私は慌てて走り出した。谷山も火野も、止まることなくダイヤモンドを駆け抜ける。結果、二人がホームに帰ったスリーベースヒット。
ホームベースの横では谷山と火野が抱き合って飛び跳ねている。ベンチからも黄色い声が聞こえてきて、私ははにかみつつ三つ編みを掻いた。
ま、これで谷山のミスはチャラになったかな。いやまさかあんな大見得が実現してしまうなんて、言ってみるもんだな。

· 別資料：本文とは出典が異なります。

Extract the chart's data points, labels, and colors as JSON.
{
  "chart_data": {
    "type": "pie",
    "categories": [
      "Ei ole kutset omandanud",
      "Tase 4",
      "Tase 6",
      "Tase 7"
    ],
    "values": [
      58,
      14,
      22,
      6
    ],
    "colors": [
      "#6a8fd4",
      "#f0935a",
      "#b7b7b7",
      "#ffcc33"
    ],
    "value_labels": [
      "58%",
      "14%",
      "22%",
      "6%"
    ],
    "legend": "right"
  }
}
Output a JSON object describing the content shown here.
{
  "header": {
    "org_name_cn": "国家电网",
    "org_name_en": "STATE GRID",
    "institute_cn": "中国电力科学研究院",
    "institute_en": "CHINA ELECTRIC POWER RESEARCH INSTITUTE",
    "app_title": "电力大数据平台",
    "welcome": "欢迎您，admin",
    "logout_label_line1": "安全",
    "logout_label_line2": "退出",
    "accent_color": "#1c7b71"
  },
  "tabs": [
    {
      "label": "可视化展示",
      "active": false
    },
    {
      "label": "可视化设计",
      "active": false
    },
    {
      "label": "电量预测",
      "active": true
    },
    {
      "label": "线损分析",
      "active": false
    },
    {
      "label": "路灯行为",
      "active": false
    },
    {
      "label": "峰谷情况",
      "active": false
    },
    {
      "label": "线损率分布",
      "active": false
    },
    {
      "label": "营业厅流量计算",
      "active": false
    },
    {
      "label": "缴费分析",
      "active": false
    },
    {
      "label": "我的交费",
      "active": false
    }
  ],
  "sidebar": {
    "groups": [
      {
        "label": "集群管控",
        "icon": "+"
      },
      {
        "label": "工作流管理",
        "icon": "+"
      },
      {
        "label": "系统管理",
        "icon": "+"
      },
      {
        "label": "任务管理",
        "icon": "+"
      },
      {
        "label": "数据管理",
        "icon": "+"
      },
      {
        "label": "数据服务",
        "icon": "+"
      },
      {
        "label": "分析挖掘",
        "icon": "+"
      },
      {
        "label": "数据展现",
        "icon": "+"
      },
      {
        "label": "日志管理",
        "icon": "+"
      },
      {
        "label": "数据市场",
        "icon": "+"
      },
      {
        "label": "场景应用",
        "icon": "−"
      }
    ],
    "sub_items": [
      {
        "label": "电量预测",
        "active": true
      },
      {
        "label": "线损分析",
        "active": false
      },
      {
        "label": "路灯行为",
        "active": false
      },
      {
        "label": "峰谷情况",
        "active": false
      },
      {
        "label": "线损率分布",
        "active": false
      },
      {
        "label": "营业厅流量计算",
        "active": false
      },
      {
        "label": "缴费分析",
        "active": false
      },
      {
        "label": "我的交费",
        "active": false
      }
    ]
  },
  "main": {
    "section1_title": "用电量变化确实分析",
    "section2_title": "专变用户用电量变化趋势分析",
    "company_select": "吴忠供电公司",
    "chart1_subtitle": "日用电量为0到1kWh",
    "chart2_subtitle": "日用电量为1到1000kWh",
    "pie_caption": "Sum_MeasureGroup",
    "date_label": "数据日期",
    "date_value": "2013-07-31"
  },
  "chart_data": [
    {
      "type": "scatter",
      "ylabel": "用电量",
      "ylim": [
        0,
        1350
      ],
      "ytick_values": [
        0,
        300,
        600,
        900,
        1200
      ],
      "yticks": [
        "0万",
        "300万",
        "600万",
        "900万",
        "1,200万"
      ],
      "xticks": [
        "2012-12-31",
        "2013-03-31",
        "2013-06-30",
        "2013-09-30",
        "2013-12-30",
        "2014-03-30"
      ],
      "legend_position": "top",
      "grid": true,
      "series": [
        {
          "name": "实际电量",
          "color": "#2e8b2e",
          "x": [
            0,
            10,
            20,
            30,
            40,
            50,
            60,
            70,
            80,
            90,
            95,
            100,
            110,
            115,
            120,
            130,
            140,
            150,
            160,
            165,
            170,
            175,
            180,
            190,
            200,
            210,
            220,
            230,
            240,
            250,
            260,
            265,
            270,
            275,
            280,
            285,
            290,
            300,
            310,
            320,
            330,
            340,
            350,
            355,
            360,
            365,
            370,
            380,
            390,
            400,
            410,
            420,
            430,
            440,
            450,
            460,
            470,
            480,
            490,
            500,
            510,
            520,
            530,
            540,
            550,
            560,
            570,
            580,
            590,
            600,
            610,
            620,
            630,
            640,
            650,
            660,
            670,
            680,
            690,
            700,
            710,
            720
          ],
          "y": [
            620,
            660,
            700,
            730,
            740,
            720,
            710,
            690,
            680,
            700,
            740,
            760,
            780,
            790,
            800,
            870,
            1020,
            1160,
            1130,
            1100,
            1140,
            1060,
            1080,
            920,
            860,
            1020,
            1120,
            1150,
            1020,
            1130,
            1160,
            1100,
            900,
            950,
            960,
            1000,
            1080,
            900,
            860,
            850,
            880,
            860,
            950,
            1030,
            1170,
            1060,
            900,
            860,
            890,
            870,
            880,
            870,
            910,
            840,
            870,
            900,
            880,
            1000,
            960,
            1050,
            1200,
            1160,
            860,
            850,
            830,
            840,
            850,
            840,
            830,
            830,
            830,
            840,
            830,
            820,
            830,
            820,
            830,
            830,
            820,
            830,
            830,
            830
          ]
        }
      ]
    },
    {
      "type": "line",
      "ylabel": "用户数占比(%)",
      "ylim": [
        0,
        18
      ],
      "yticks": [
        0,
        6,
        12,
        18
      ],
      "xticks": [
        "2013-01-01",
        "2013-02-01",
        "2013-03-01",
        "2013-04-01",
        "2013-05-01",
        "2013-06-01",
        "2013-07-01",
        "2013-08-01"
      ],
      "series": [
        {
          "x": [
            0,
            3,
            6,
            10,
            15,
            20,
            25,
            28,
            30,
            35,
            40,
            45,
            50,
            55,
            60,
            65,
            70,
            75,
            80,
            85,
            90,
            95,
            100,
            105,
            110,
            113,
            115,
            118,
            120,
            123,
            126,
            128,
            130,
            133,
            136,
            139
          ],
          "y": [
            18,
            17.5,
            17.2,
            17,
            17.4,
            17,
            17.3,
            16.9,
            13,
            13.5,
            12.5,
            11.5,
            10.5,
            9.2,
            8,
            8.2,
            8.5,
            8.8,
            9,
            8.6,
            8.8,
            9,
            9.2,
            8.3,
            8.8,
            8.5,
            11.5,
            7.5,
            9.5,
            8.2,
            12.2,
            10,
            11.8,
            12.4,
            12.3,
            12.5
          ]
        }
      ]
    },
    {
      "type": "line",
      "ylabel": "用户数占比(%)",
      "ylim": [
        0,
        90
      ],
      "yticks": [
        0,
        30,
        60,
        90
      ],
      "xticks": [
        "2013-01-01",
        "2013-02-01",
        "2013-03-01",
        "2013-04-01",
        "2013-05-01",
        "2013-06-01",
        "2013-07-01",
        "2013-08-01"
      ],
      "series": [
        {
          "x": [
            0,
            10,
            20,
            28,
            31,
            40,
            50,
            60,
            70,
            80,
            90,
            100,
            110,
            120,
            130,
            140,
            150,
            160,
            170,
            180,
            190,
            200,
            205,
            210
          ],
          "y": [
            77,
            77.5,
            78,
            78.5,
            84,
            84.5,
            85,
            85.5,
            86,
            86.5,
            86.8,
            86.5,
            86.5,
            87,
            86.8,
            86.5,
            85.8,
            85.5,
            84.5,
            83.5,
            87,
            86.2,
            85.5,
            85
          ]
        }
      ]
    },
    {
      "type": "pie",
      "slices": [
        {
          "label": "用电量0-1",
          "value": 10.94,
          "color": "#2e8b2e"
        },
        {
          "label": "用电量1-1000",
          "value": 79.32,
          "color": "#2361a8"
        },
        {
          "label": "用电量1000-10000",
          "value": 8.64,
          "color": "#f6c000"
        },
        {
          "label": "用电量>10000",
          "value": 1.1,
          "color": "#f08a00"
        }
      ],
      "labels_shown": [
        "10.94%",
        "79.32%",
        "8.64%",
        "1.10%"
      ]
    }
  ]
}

その後も打線が続き私もホームに帰り、試合結果は三対一で私らの勝利となった。
「いやー、あたしら大活躍だったね! MVPってやつ?」
教室に帰る途中、火野が後ろから私と谷山の肩を抱いてきた。
「楓ちゃんもナイスバッティングだったよ! 打った時の音とかすっごい響きだった!」
「そりゃどうも。谷山もよく走ったよ」
谷山は分かりやすく頬を赤らめ、白い歯を見せた。
「そーだよ。たーちゃんよく最後まで諦めなかったね。あたしだったら打った瞬間歩いちゃうと思う」
「いやー、諦めなかったって言うか、狙ってたし」
私と火野は、ポカンと顔を見合わせた。童顔のニヤケ面から発せられた最後の言葉の意味が、理解できなかった。
「狙ってたって……何が?」
「だってあのサードの子、送球がちょっと不安定だったからさ。俺がまともに打っても塁出れないから、あの子の暴投に賭けたんだ」
ウキウキとしたテンションで、谷山は自分の策謀を語った。
谷山、やはり恐ろしい子……。
私は再び火野と目を合わせ、お互い苦笑交じりに肩をすくめた。